Credit cards aren’t something you want to collect unnecessarily. If you’ve paid the balance off or have upgraded to a new credit card, it’s important to cancel your old cards to avoid any additional fees. Unless you’re doing a balance transfer, you’ll need to pay the outstanding balance before you cancel your credit card. If you’ve opted for a card with reward points, make sure you redeem or transfer the points before you close your account. To avoid any bounced payments and save yourself an admin headache, redirect all your direct debits to a new card or account. Once you’ve done all the preparation, call your bank or credit card provider to get the cancellation underway. Once you receive a confirmation letter, destroy your card and make sure the numbers aren’t legible.
How to get a free credit card
Many people want to know how to get a free credit card. The reality is that all credit cards come with associated costs when used to make purchases – even if it’s simply the cost of making repayments.
However, many lenders offer incentives for customers such as a $0 annual fee or 0 per cent interest on purchases during an introductory period. You may be able to cut down on the usual costs associated with a credit card by comparing and choosing the right card to suit your requirements.
Additionally, paying off your balance in full during an interest-free period means you could only have to pay back the cost of purchases without interest. You could also be eligible for additional rewards such as cashback during that time, saving you more money.
How to get a credit card for the first time
A credit card can be a useful financial tool, provided you understand the risks and can meet repayment obligations.

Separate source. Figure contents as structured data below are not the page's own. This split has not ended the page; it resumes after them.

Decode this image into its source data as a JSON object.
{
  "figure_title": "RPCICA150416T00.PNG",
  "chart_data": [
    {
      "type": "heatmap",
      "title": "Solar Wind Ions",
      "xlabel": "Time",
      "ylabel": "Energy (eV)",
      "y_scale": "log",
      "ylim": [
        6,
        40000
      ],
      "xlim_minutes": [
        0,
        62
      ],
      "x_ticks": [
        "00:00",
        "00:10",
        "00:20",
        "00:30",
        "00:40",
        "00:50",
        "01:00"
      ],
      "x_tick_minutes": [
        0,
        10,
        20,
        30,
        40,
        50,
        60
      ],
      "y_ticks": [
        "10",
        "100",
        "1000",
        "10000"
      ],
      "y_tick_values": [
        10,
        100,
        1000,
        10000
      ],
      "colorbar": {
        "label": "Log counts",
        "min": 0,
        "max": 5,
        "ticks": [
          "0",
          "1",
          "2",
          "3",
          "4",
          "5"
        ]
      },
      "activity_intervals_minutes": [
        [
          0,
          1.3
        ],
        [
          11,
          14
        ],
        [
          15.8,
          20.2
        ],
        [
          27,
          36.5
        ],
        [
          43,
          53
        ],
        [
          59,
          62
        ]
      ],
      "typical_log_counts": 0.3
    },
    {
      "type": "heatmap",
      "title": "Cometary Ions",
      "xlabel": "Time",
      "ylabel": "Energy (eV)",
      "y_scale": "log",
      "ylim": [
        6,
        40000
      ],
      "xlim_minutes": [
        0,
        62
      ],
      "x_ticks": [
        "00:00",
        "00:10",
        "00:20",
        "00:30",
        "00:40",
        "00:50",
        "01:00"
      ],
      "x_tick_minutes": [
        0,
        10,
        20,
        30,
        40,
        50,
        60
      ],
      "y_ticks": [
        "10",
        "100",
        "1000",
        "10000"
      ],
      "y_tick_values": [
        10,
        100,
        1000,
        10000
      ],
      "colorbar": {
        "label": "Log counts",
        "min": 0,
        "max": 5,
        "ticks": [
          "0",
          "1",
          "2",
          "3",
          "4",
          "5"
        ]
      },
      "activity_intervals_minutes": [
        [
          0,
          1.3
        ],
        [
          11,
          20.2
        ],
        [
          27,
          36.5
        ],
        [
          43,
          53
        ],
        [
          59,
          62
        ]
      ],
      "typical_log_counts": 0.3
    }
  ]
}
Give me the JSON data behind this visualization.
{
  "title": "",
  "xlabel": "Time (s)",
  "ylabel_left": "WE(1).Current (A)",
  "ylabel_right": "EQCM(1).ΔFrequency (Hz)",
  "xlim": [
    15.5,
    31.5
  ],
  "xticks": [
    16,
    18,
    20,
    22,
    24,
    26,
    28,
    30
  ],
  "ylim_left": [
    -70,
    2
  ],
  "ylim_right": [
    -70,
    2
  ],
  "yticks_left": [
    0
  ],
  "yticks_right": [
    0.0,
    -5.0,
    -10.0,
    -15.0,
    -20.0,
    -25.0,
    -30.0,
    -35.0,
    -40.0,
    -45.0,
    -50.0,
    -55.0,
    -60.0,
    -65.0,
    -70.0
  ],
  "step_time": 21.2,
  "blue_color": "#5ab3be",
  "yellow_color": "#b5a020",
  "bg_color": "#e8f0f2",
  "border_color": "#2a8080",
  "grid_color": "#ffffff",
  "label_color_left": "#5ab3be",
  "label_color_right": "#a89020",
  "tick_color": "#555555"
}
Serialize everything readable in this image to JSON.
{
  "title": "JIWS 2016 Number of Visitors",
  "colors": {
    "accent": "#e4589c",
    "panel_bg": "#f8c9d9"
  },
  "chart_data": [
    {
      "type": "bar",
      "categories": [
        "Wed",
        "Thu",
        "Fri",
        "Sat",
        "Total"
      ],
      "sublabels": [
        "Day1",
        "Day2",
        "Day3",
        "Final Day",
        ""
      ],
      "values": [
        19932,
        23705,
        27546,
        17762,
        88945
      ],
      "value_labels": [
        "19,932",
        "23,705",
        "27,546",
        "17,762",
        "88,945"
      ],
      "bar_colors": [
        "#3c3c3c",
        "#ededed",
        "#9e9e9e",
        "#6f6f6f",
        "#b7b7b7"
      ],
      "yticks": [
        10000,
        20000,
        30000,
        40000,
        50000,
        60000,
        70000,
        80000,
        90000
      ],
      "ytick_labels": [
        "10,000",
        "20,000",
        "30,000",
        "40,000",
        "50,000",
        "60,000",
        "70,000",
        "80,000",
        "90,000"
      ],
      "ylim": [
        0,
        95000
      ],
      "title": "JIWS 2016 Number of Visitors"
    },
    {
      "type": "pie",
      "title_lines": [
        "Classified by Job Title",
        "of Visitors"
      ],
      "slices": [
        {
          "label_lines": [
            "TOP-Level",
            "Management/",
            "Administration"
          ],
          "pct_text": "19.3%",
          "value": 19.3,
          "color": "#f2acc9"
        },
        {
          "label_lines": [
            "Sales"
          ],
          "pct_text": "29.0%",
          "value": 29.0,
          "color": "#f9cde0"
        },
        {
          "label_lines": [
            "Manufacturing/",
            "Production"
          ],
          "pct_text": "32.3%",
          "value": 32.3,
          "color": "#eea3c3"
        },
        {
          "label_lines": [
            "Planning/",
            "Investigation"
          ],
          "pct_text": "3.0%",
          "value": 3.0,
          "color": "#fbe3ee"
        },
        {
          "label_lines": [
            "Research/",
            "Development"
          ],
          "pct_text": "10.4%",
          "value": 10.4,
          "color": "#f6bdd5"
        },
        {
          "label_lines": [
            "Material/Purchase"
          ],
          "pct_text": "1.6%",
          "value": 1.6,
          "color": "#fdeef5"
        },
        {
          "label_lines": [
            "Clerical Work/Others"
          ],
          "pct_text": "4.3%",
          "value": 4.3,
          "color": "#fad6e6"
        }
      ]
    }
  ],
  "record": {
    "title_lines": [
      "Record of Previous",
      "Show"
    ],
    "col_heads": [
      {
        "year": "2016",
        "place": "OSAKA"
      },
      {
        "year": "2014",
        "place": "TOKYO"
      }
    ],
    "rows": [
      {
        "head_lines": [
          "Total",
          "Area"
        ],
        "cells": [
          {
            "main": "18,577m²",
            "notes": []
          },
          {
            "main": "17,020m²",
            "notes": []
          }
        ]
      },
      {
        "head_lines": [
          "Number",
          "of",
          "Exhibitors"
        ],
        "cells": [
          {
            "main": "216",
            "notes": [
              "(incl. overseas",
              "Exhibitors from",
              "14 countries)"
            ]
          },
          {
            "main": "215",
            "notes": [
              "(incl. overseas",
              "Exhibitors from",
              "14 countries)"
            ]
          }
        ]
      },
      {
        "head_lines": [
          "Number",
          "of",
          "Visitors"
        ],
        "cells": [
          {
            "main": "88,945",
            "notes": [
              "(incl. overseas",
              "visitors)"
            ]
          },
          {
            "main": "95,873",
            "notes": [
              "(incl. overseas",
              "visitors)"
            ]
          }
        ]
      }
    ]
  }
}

If you’re a credit card first-timer, review your options. Think about what kind of credit card would suit your lifestyle, and compare providers by fees, perks and repayments.
Once you’ve selected a card, it’s time to apply. Credit card applications can generally be completed in store, online or over the phone.
When you apply for a credit card for the first time, you must meet age, residency and income requirements. As proof, you must also provide documentation such as bank account statements.